On connaît la chanson - Amnesty International se met au russe

Publié le par G.

One Slap aime à se nourrir de claques venues de tous les horizons: à notre ami slappeur qui a posé ses valises en Russie de nous faire aujourd'hui le plaisir de sa plume. Comment on dit "enjoy", en russe?

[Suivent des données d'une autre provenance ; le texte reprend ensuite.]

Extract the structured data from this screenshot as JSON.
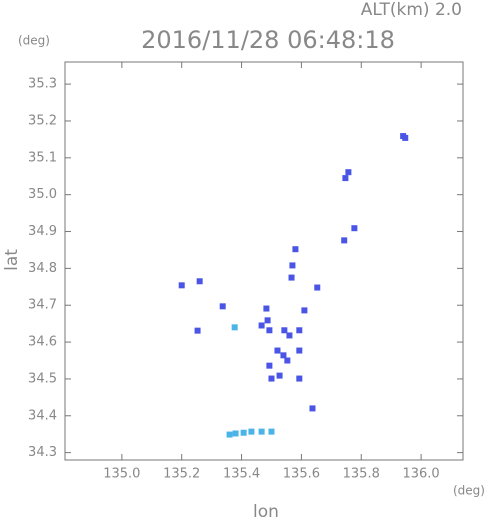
{
  "chart_data": {
    "type": "scatter",
    "title": "2016/11/28 06:48:18",
    "subtitle": "ALT(km) 2.0",
    "y_unit": "(deg)",
    "x_unit": "(deg)",
    "x_label": "lon",
    "y_label": "lat",
    "xlim": [
      134.81,
      136.14
    ],
    "ylim": [
      34.28,
      35.36
    ],
    "xticks": [
      {
        "value": 135,
        "label": "135.0"
      },
      135.2,
      135.4,
      135.6,
      135.8,
      {
        "value": 136,
        "label": "136.0"
      }
    ],
    "yticks": [
      34.3,
      34.4,
      34.5,
      34.6,
      34.7,
      34.8,
      34.9,
      {
        "value": 35,
        "label": "35.0"
      },
      35.1,
      35.2,
      35.3
    ],
    "series": [
      {
        "color": "#4a55e6",
        "x": [
          135.94,
          135.947,
          135.757,
          135.747,
          135.743,
          135.777,
          135.58,
          135.57,
          135.2,
          135.26,
          135.567,
          135.653,
          135.337,
          135.483,
          135.487,
          135.467,
          135.493,
          135.61,
          135.253,
          135.543,
          135.56,
          135.593,
          135.593,
          135.52,
          135.54,
          135.553,
          135.493,
          135.5,
          135.527,
          135.593,
          135.637
        ],
        "y": [
          35.159,
          35.154,
          35.061,
          35.045,
          34.876,
          34.909,
          34.852,
          34.808,
          34.754,
          34.765,
          34.775,
          34.748,
          34.697,
          34.691,
          34.659,
          34.645,
          34.632,
          34.686,
          34.631,
          34.632,
          34.618,
          34.632,
          34.577,
          34.577,
          34.564,
          34.55,
          34.536,
          34.501,
          34.509,
          34.501,
          34.42
        ]
      },
      {
        "color": "#4ab4e8",
        "x": [
          135.36,
          135.38,
          135.407,
          135.433,
          135.467,
          135.5,
          135.377
        ],
        "y": [
          34.349,
          34.352,
          34.354,
          34.357,
          34.357,
          34.357,
          34.64
        ]
      }
    ]
  }
}
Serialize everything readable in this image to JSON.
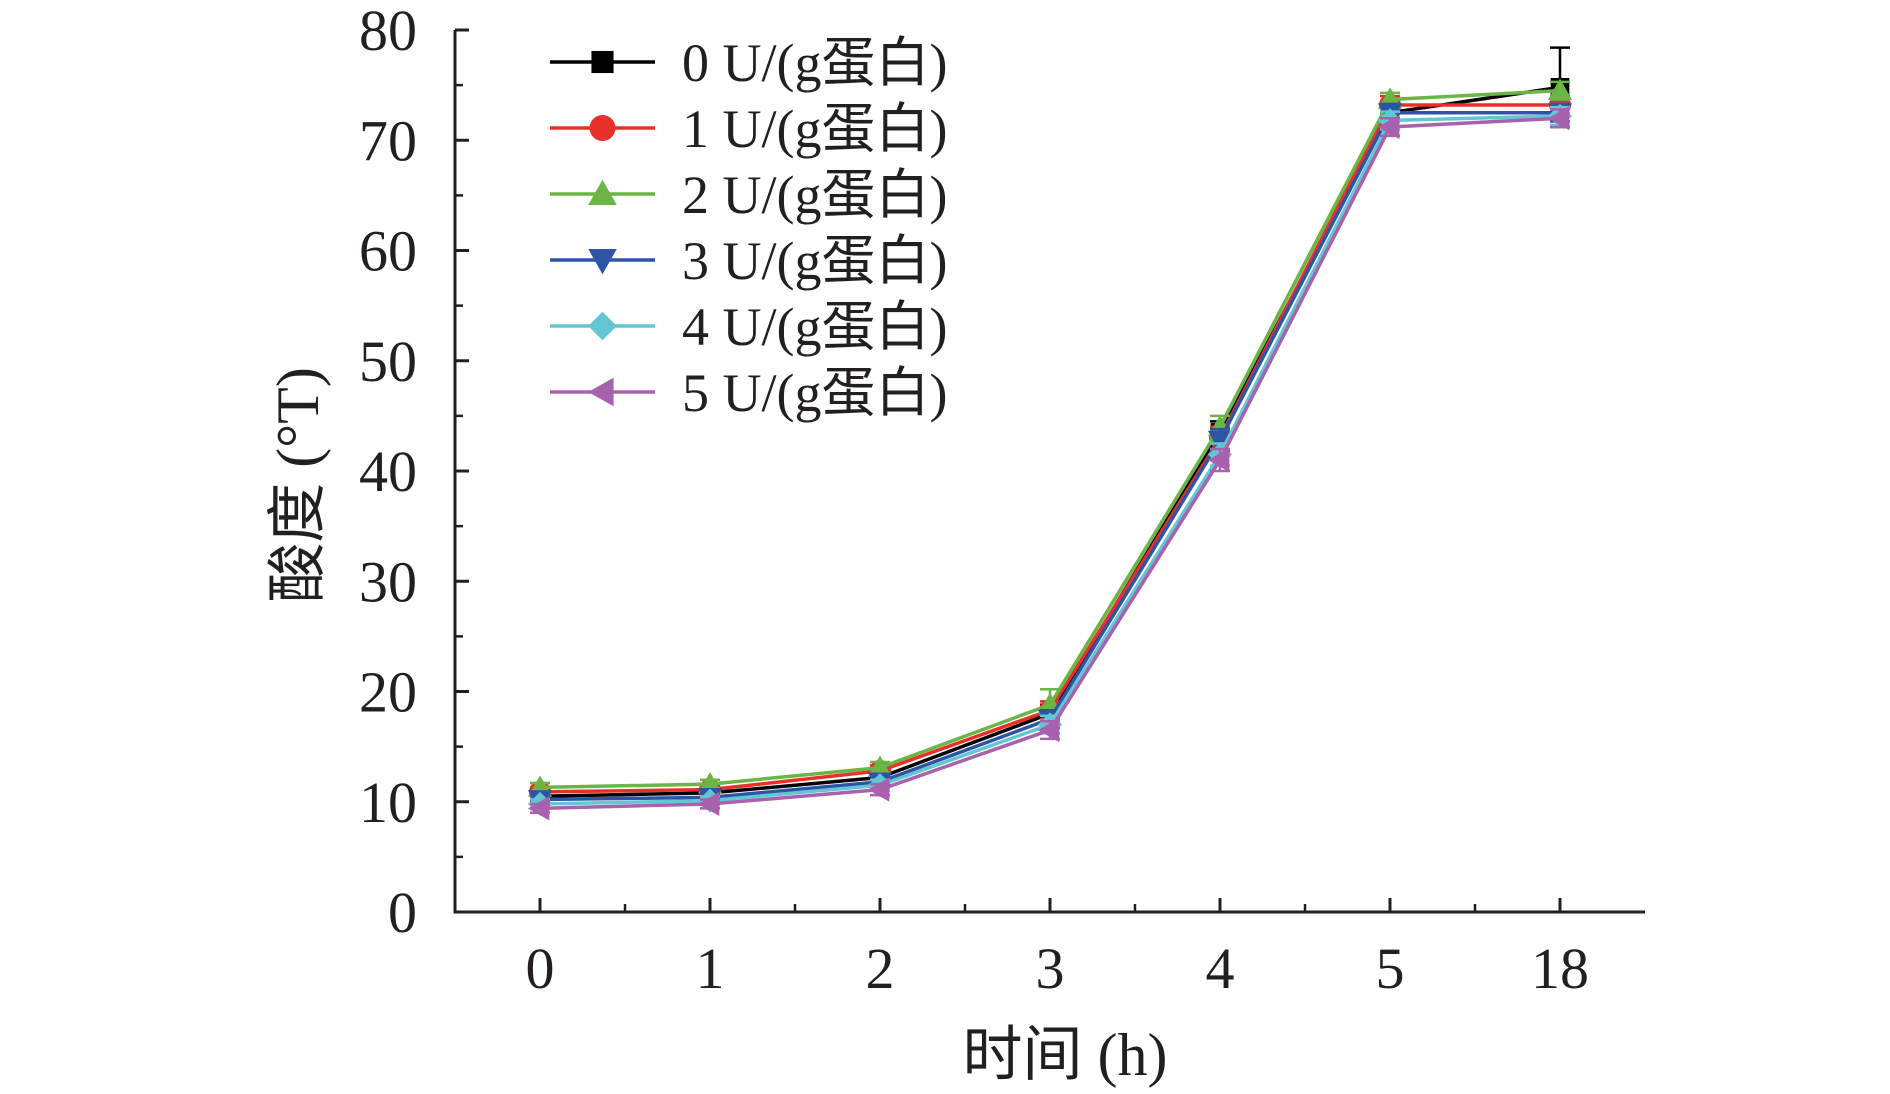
{
  "chart_data": {
    "type": "line",
    "title": "",
    "xlabel": "时间 (h)",
    "ylabel": "酸度 (°T)",
    "categories": [
      "0",
      "1",
      "2",
      "3",
      "4",
      "5",
      "18"
    ],
    "ylim": [
      0,
      80
    ],
    "yticks": [
      "0",
      "10",
      "20",
      "30",
      "40",
      "50",
      "60",
      "70",
      "80"
    ],
    "grid": false,
    "legend_position": "top-left",
    "series": [
      {
        "name": "0 U/(g蛋白)",
        "color": "#000000",
        "marker": "square",
        "values": [
          10.5,
          10.8,
          12.2,
          18.0,
          43.5,
          72.5,
          74.8
        ],
        "errors": [
          0.4,
          0.4,
          0.5,
          0.8,
          1.0,
          0.8,
          3.6
        ]
      },
      {
        "name": "1 U/(g蛋白)",
        "color": "#e8302a",
        "marker": "circle",
        "values": [
          10.9,
          11.1,
          12.8,
          18.3,
          43.0,
          73.2,
          73.2
        ],
        "errors": [
          0.4,
          0.4,
          0.5,
          0.8,
          1.0,
          0.8,
          0.8
        ]
      },
      {
        "name": "2 U/(g蛋白)",
        "color": "#6ab545",
        "marker": "triangle-up",
        "values": [
          11.3,
          11.6,
          13.1,
          18.8,
          44.0,
          73.7,
          74.5
        ],
        "errors": [
          0.4,
          0.4,
          0.5,
          1.4,
          1.0,
          0.6,
          0.8
        ]
      },
      {
        "name": "3 U/(g蛋白)",
        "color": "#2e55a5",
        "marker": "triangle-down",
        "values": [
          10.2,
          10.4,
          11.8,
          17.5,
          42.8,
          72.5,
          72.5
        ],
        "errors": [
          0.4,
          0.4,
          0.5,
          0.8,
          1.0,
          0.8,
          0.8
        ]
      },
      {
        "name": "4 U/(g蛋白)",
        "color": "#62c7d3",
        "marker": "diamond",
        "values": [
          9.8,
          10.1,
          11.5,
          17.0,
          41.5,
          71.8,
          72.2
        ],
        "errors": [
          0.4,
          0.4,
          0.5,
          0.8,
          1.0,
          0.8,
          0.8
        ]
      },
      {
        "name": "5 U/(g蛋白)",
        "color": "#a862ad",
        "marker": "triangle-left",
        "values": [
          9.4,
          9.8,
          11.1,
          16.5,
          41.0,
          71.2,
          72.0
        ],
        "errors": [
          0.4,
          0.4,
          0.5,
          0.8,
          1.0,
          0.8,
          0.8
        ]
      }
    ]
  }
}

La raison d’être d’Amnesty, je ne vous apprends rien, est de faire du bruit sur des sujets dont les mass media et les grands de ce monde ne parlent pas, ou pas assez. Et chez Amnesty France, en 2010, on profite que ce soit l’année de la Russie pour faire beaucoup de bruit sur la liberté d’expression et la situation des droits humains dans le plus grand pays du monde (presque deux fois le Canada, eh oui !), en particulier sur certaines pratiques toujours en vigueur en Russie, telles que la censure, la torture, le racisme, les assassinats d’opposants, d’activistes et de journalistes. Sauf qu’en l’occurrence, les droits de l’homme en Russie, les journaux français en parlent déjà pas mal – à l’exception peut-être de France Soir? Mais qu’importe. Il est des sujets dont on ne parle jamais trop. Et ça, Amnesty l’a aussi compris. Après une première vidéo qui détournait en mars dernier la chute de Mylène Farmer lors de sa rencontre avec le Président Medvedev, l’ONG y va donc une fois de plus sans détour.



La date de lancement du nouveau volet de la campagne "Russie et droits humains" n’a pas été choisie par hasard. La vidéo a fait son apparition sur la toile la semaine où débarquait au pays des droits de l’homme Vladimir Poutine, dont la visite a commencé virtuellement mercredi soir dernier par une interview diffusée à la télévision française. Au cours de l’émission, le chef de l’exécutif russe a réussi –tenez-vous bien, alors qu’il était justement interrogé sur la question des droits humains en Russie, à répondre sur la situation des droits humains… en France! Les téléspectateurs se seront d’ailleurs certainement demandé pourquoi le journaliste qui l’interrogeait est resté si complaisant à ce moment de l’entretien, fronçant à peine le sourcil et enchaînant rapidement sur le sujet suivant. Nul ne sait, cependant, dans quel contexte précis a eu lieu l’interview –si ce n’est qu’elle n’était pas retransmise en direct puisque la rencontre avait eu lieu deux jours auparavant à Sotchi, sorte d’Orange County version russe, ni quelles ont été les conditions imposées à la chaîne, notamment en termes de sujets à ne pas (trop) aborder, pour lui permettre d’obtenir l’exclusivité. Au final, le spectateur aura donc seulement assisté à un grand moment de rhétorique poutinienne : c’est celui qui l’dit qui l’est. Le Premier ministre maîtrise, en effet, mieux que personne l’art de toujours renvoyer la balle dans le camp de ses contradicteurs. 

Des matrioshki, poupées russes, à la korobushka, chanson russe traditionnelle, aucun cliché  n’échappe au spot réalisé pour l’organisation de défense des droits humains par l’agence La Chose, et je serais même tenté de répondre à Amnesty qu’on connaît la chanson, tout comme on connaît déjà par cœur le couplet sur la violation des libertés et des droits de l’homme en Russie. Et pourtant, il n’est pas superflu de continuer à le chanter, ce couplet, en gardant l’espoir d’être toujours plus nombreux à l’entonner jusqu’à ce qu’il finisse par être entendu.